In the fall of 2011, an eighth-grade student of mine wrote a beautiful letter to Ruta Sepetys, the author of Between Shades of Gray, detailing what she’d gleaned from Sepetys’ first novel – the power of perseverance, integrity, and love. Since then, the World War II chronicle has been on my list. Finally, after hearing of Sepetys’s recent book, Salt to the Sea, on the New York Times Book Review Podcast, I pulled a copy of Gray from my classroom library’s shelf.
Here’s the story: 15 year-old Lina Vilkas, her mother, and her younger brother are arrested by Soviet police on June 14, 1941, in Kaunas, Lithuania. Vilkas’ father, a progressive university professor, has already been taken. There will be twelve years of withering labor and unspeakable horror in gulags and cattle cars before she’ll see Lithuania again. To survive, Lina codes secret messages in her artwork and desperately clings to her instincts for kindness and generosity.
Between Shades of Grey is undoubtedly an important work. Sepetys speaks in interviews about unearthing “hidden histories.” She’s a careful and empathetic researcher. According to her Author’s Note, many of the characters and events in this first novel grew from stories told to her during two separate trips to Lithuania as part of her writing process. At the close of her Note, she implores readers to spread the story of the brave people of Lithuania, Latvia, and Estonia who suffered so much under Stalin. “Please research it,” she says. “Tell someone. These three tiny nations have taught us that love is the most powerful army.”

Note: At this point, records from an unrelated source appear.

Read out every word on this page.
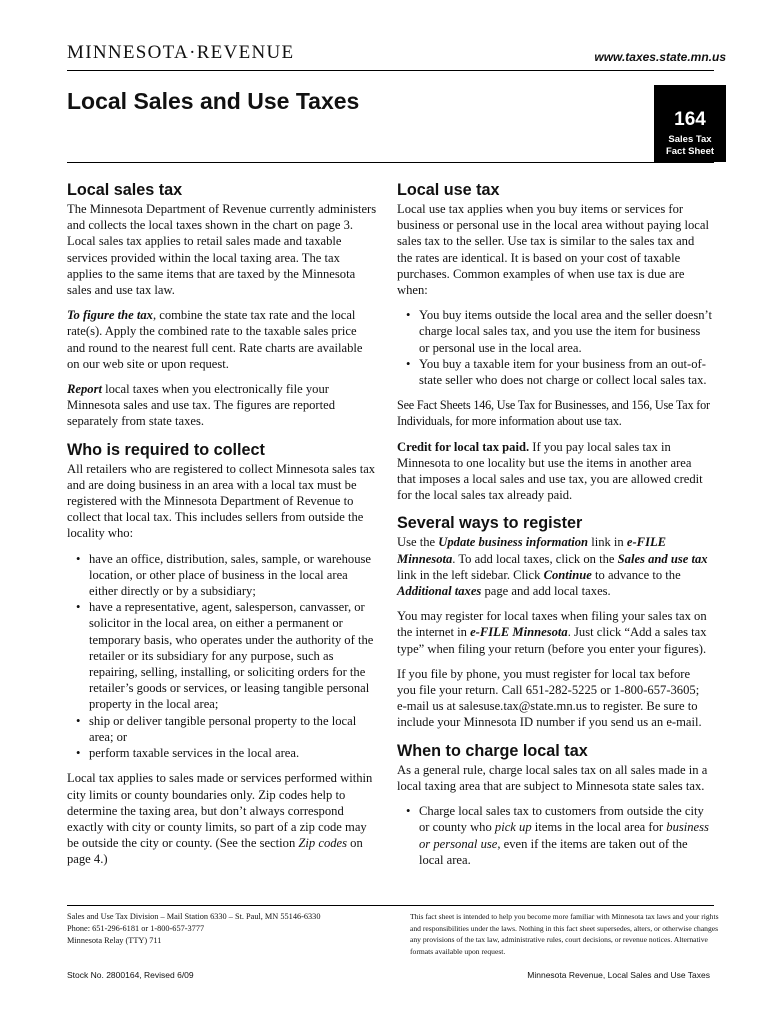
MINNESOTA·REVENUE	www.taxes.state.mn.us
Local Sales and Use Taxes
164
Sales Tax
Fact Sheet
Local sales tax

The Minnesota Department of Revenue currently administers and collects the local taxes shown in the chart on page 3. Local sales tax applies to retail sales made and taxable services provided within the local taxing area. The tax applies to the same items that are taxed by the Minnesota sales and use tax law.

To figure the tax, combine the state tax rate and the local rate(s). Apply the combined rate to the taxable sales price and round to the nearest full cent. Rate charts are available on our web site or upon request.

Report local taxes when you electronically file your Minnesota sales and use tax. The figures are reported separately from state taxes.

Who is required to collect

All retailers who are registered to collect Minnesota sales tax and are doing business in an area with a local tax must be registered with the Minnesota Department of Revenue to collect that local tax. This includes sellers from outside the locality who:

• have an office, distribution, sales, sample, or warehouse location, or other place of business in the local area either directly or by a subsidiary;
• have a representative, agent, salesperson, canvasser, or solicitor in the local area, on either a permanent or temporary basis, who operates under the authority of the retailer or its subsidiary for any purpose, such as repairing, selling, installing, or soliciting orders for the retailer’s goods or services, or leasing tangible personal property in the local area;
• ship or deliver tangible personal property to the local area; or
• perform taxable services in the local area.

Local tax applies to sales made or services performed within city limits or county boundaries only. Zip codes help to determine the taxing area, but don’t always correspond exactly with city or county limits, so part of a zip code may be outside the city or county. (See the section Zip codes on page 4.)

Local use tax

Local use tax applies when you buy items or services for business or personal use in the local area without paying local sales tax to the seller. Use tax is similar to the sales tax and the rates are identical. It is based on your cost of taxable purchases. Common examples of when use tax is due are when:

• You buy items outside the local area and the seller doesn’t charge local sales tax, and you use the item for business or personal use in the local area.
• You buy a taxable item for your business from an out-of-state seller who does not charge or collect local sales tax.

See Fact Sheets 146, Use Tax for Businesses, and 156, Use Tax for Individuals, for more information about use tax.

Credit for local tax paid. If you pay local sales tax in Minnesota to one locality but use the items in another area that imposes a local sales and use tax, you are allowed credit for the local sales tax already paid.

Several ways to register

Use the Update business information link in e-FILE Minnesota. To add local taxes, click on the Sales and use tax link in the left sidebar. Click Continue to advance to the Additional taxes page and add local taxes.

You may register for local taxes when filing your sales tax on the internet in e-FILE Minnesota. Just click “Add a sales tax type” when filing your return (before you enter your figures).

If you file by phone, you must register for local tax before you file your return. Call 651-282-5225 or 1-800-657-3605; e-mail us at salesuse.tax@state.mn.us to register. Be sure to include your Minnesota ID number if you send us an e-mail.

When to charge local tax

As a general rule, charge local sales tax on all sales made in a local taxing area that are subject to Minnesota state sales tax.

• Charge local sales tax to customers from outside the city or county who pick up items in the local area for business or personal use, even if the items are taken out of the local area.
Sales and Use Tax Division – Mail Station 6330 – St. Paul, MN 55146-6330
Phone: 651-296-6181 or 1-800-657-3777
Minnesota Relay (TTY) 711
This fact sheet is intended to help you become more familiar with Minnesota tax laws and your rights and responsibilities under the laws. Nothing in this fact sheet supersedes, alters, or otherwise changes any provisions of the tax law, administrative rules, court decisions, or revenue notices. Alternative formats available upon request.
Stock No. 2800164, Revised 6/09	Minnesota Revenue, Local Sales and Use Taxes
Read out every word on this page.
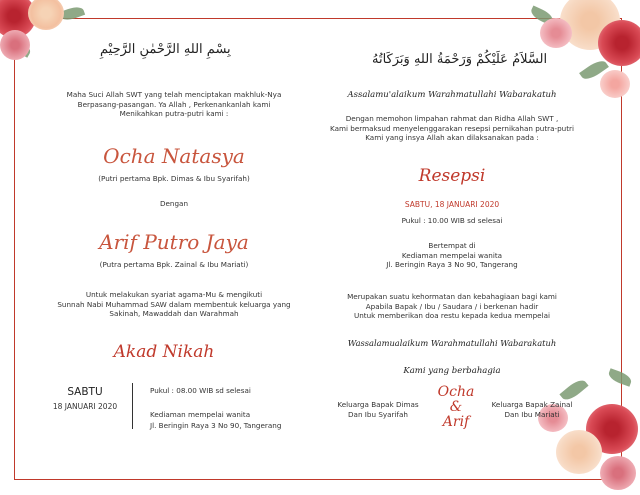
بِسْمِ اللهِ الرَّحْمٰنِ الرَّحِيْمِ
Maha Suci Allah SWT yang telah menciptakan makhluk-Nya
Berpasang-pasangan. Ya Allah , Perkenankanlah kami
Menikahkan putra-putri kami :
Ocha Natasya
(Putri pertama Bpk. Dimas & Ibu Syarifah)
Dengan
Arif Putro Jaya
(Putra pertama Bpk. Zainal & Ibu Mariati)
Untuk melakukan syariat agama-Mu & mengikuti
Sunnah Nabi Muhammad SAW dalam membentuk keluarga yang
Sakinah, Mawaddah dan Warahmah
Akad Nikah
SABTU
18 JANUARI 2020
Pukul : 08.00 WIB sd selesai
Kediaman mempelai wanita
Jl. Beringin Raya 3 No 90, Tangerang
السَّلاَمُ عَلَيْكُمْ وَرَحْمَةُ اللهِ وَبَرَكَاتُهُ
Assalamu'alaikum Warahmatullahi Wabarakatuh
Dengan memohon limpahan rahmat dan Ridha Allah SWT ,
Kami bermaksud menyelenggarakan resepsi pernikahan putra-putri
Kami yang insya Allah akan dilaksanakan pada :
Resepsi
SABTU, 18 JANUARI 2020
Pukul : 10.00 WIB sd selesai
Bertempat di
Kediaman mempelai wanita
Jl. Beringin Raya 3 No 90, Tangerang
Merupakan suatu kehormatan dan kebahagiaan bagi kami
Apabila Bapak / Ibu / Saudara / i berkenan hadir
Untuk memberikan doa restu kepada kedua mempelai
Wassalamualaikum Warahmatullahi Wabarakatuh
Kami yang berbahagia
Keluarga Bapak Dimas
Dan Ibu Syarifah
Ocha
&
Arif
Keluarga Bapak Zainal
Dan Ibu Mariati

Indeed, Lina’s own story anchors in love. She displays abiding loyalty to her mother and brother. She commits to the drawings and paintings she eeks out of pilfered paper and pencil stubs, and in the worst of times, out of ashes mixed with snow. And finally, she fuels a budding romance with Andrius, another deportee whose circumstances prompt Lina to redefine right and wrong. While death presses in, Lina’s reserves of love sustain her. At one of the darkest moments she says, “I fell into every hope and allowed myself to wish from the deepest part of my heart…[W]e were escaping into a stillness within ourselves. We found strength there.”
Between Shades of Gray is, in many ways, very good. Excellent, even. I really do wish I loved this book, not only because it’s impeccably researched and admirable in structure, but because it makes me feel a little bit shallow and nit-picky to not love it. In the end, though, I craved a more nuanced view of Lina’s interior life. Everything seems so matter-of-fact, even panic and death. Maybe this is by design? I also wanted more detailed descriptions of Lina’s artwork – her secret messages to her father and her lasting legacy. I put this sophisticated YA read in a category with two other WWII books I wish I loved: The Book Thief by Markus Zusak and All the Light We Cannot See by Anthony Doerr.
I know, I know. Probably you and everyone you know also loved those books. I already feel bad about it.
You’ll like it if: You love historical fiction, particularly stories set during WWII.
Maybe not so much if: You look for writing on the more lyrical side. This book has artful flashbacks and harrowing chronology, but not so much poetry.